Brief regering : Reactie op een burgerbrief over het lozen van kerosine boven bewoonde gebieden
31 936 Luchtvaartbeleid
Nr. 1220
BRIEF VAN DE MINISTER VAN INFRASTRUCTUUR EN WATERSTAAT
Aan de Voorzitter van de Tweede Kamer der Staten-Generaal
Den Haag, 28 februari 2025
De vaste commissie voor Infrastructuur en Waterstaat heeft op 20 januari jl. een brief
ontvangen van S.V. over het lozen van kerosine boven bewoonde gebieden. De Kamer heeft
op 5 februari jl. verzocht om een reactie op deze brief. Hierbij ontvangt u de gevraagde
reactie.
Samenvatting vraagstelling
In de brief geeft de briefschrijfster aan dat zij zich zorgen maakt over de gevolgen
voor de gezondheid van het constant «uitstorten» of lozen van kerosine door vliegtuigen
boven haar woonplaats. De briefschrijfster geeft tevens aan dat zij de indruk heeft
dat hier de laatste tijd vaker sprake van is. Zij vraagt dan ook of het mogelijk is
een verbod in te stellen op het lozen van kerosine boven bewoond gebied, en hierop
te handhaven.
Antwoord
De inname van brandstof voorafgaand aan een vlucht is sterk gereguleerd. Een vliegtuig
moet voldoende brandstof aan boord hebben om de eindbestemming te kunnen bereiken,
maar moet daarnaast ook extra brandstof meenemen als reserve voor onvoorziene omstandigheden.
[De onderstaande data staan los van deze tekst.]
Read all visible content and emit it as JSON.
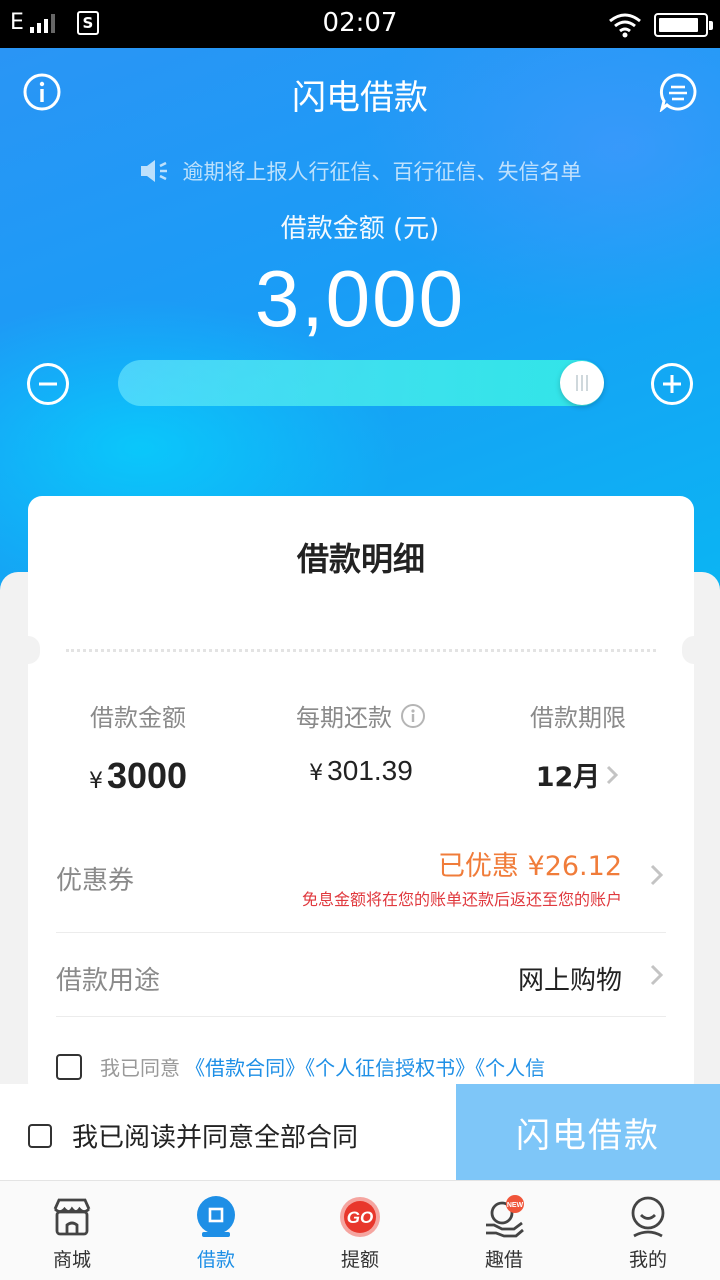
{
  "status_bar": {
    "carrier": "E",
    "time": "02:07",
    "battery_level": 0.88
  },
  "header": {
    "title": "闪电借款"
  },
  "notice": {
    "text": "逾期将上报人行征信、百行征信、失信名单"
  },
  "amount": {
    "label": "借款金额 (元)",
    "value": "3,000",
    "slider_fraction": 1.0
  },
  "detail_card": {
    "title": "借款明细",
    "columns": [
      {
        "label": "借款金额",
        "currency": "¥",
        "value": "3000"
      },
      {
        "label": "每期还款",
        "currency": "¥",
        "value": "301.39"
      },
      {
        "label": "借款期限",
        "value": "12月"
      }
    ],
    "coupon": {
      "label": "优惠券",
      "value": "已优惠 ¥26.12",
      "note": "免息金额将在您的账单还款后返还至您的账户"
    },
    "purpose": {
      "label": "借款用途",
      "value": "网上购物"
    },
    "agreement": {
      "prefix": "我已同意",
      "links": "《借款合同》《个人征信授权书》《个人信"
    }
  },
  "action_bar": {
    "agree_all": "我已阅读并同意全部合同",
    "submit": "闪电借款"
  },
  "tabs": [
    {
      "label": "商城",
      "icon": "store-icon"
    },
    {
      "label": "借款",
      "icon": "loan-icon",
      "active": true
    },
    {
      "label": "提额",
      "icon": "go-badge-icon"
    },
    {
      "label": "趣借",
      "icon": "hand-new-icon",
      "badge": "NEW"
    },
    {
      "label": "我的",
      "icon": "profile-icon"
    }
  ],
  "colors": {
    "primary": "#1a9cf6",
    "accent_orange": "#f07c3a",
    "accent_red": "#e0393e",
    "button_disabled": "#7ec6f8",
    "link": "#1e8fe6"
  }
}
Het gaat hierbij dan om onvoorziene omstandigheden onderweg, maar bijvoorbeeld ook
om het doorvliegen naar een alternatieve bestemming in geval op de luchthaven van
bestemming om welke reden dan ook niet veilig geland kan worden.
Aangezien brandstof een groot deel van de operationele kosten van het vliegen betreft
zal een luchtvaartmaatschappij zeker geen brandstof onnodig lozen en ook zeker niet
boven bewoond gebied.
Het lozen van kerosine is ook in principe verboden. Grote vliegtuigen hebben wel de
mogelijkheid om kerosine te lozen. Dit gebeurt alleen in zeldzame noodgevallen wanneer
een vliegtuig moet landen vanwege een noodsituatie maar nog te zwaar is om dit veilig
te doen. In dat geval zal het lozen van kerosine in principe altijd boven onbewoond
gebied gebeuren, en op een hoogte waarbij de kerosine verdampt is voordat deze de
grond bereikt. De enige uitzondering hierop zijn dringende veiligheidsredenen. Voor
een brandstoflozing is altijd toestemming nodig van de luchtverkeersleiding.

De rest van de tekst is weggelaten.